Point two is relatively simple as well. It is very difficult to extrude deep aluminum rims, and they are always heavy. Carbon clinchers are available in depths above 50mm, and it is at these depths that aerodynamics can make a real and even noticeable difference at high speeds. These deeper carbon clincher wheels are significantly lighter than both the hybrid carbon/aluminum sets currently available and the attempts at deep, all-aluminum wheels. Plus, the shape of a carbon rim can be exquisitely tuned to improve aerodynamics and crosswind control.

If you want an aerodynamic wheelset and don’t want to ride tubulars, carbon clinchers are an option. That is assuming, of course, that the heat and braking issues don’t bother you.

Point three is a little touchier with many in the carbon clincher-buying crowd.

My bike looks good. Really good. It’s custom Ti, with couplers for travel and a silky shot-peened finish with polished details. It looks nice with almost any wheels, I think. But throw a set of medium-depth, deadly dark carbon hoops on and it comes to life. It goes from good to gorgeous.

My bike is not alone in this particular attribute. Deep wheels, with most bikes, look better. Dark and deep wheels are better for material sex appeal than aluminum hoops; they’re a step up on the hybrid carbon/aluminum options, too. That shiny brake track just doesn’t work.

It’s not a huge leap, then, to believe that the sort of individual who can afford to spend a few thousand dollars on bicycle wheels may be taking the visual into account. I would venture that it’s a major reason for the growing popularity of carbon clinchers — because, as you’ve just read, most of the time they do not perform any better than an aluminum counterpart. Often they’re worse.

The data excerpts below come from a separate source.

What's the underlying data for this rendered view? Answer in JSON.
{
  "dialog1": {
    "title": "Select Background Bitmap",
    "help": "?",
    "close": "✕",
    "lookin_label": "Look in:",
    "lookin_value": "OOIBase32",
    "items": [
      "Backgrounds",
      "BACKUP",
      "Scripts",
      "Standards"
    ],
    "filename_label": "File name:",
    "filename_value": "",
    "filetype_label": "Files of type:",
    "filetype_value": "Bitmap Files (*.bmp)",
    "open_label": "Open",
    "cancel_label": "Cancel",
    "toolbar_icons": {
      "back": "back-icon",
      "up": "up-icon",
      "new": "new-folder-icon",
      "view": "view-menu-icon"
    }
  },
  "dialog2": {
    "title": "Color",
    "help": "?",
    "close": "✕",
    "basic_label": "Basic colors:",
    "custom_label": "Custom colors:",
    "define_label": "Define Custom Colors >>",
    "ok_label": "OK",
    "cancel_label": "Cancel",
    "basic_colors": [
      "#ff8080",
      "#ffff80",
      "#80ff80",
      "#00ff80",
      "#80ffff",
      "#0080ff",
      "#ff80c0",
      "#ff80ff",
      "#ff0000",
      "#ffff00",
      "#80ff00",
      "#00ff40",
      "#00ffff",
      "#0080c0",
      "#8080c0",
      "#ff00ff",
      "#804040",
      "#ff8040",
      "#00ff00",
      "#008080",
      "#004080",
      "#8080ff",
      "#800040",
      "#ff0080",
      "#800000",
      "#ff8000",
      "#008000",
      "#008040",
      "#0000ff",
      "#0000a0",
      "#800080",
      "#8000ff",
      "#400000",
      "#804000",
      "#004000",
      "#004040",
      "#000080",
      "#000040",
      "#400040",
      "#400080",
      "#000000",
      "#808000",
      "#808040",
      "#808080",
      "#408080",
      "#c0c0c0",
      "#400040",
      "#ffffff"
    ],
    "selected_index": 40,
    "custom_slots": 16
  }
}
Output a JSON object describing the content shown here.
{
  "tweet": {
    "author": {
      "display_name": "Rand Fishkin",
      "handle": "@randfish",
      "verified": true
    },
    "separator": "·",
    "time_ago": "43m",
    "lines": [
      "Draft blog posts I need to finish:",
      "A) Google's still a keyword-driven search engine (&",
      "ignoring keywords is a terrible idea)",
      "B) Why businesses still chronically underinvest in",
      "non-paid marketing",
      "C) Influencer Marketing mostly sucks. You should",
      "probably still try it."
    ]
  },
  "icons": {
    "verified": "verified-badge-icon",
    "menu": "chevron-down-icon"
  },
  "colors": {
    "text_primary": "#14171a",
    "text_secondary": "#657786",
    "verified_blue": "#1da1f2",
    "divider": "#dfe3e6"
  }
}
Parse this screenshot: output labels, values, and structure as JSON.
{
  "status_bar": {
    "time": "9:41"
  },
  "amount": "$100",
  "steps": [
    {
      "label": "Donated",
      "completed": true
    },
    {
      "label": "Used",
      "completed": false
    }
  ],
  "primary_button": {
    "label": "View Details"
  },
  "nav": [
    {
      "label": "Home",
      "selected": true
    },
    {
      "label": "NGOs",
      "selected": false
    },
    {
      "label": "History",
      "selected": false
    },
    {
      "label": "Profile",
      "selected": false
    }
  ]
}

Three benefits, then, to a long list of drawbacks. Drawbacks that not only hinder performance, but can actually be dangerous. Drawbacks that add tire pressure in corners, prevent the rider from slowing down in the rain, and could potentially cause the wheels to explode from underneath the rider — however unlikely that is these days. A lot of drawbacks, few gains.

It is not surprising, then, that companies continue to seek alternative solutions. From brake track treatments to metal threads to aid in heat dispersion, they poke and prod and investigate. The research and development has helped carbon clinchers go from universally frightening to largely acceptable — but they’re still far from perfect.

Why this column, today? Because in a few hours a story from Mavic’s recent press launch in Nice, France, will run on VeloNews.com, and I think the French company may have found a model that eliminates some of the truly scary side effects while maintaining acceptable performance. The new Mavics still aren’t perfect, but they are at the very least inventive. To discuss a possible solution, first the problems need to be understood.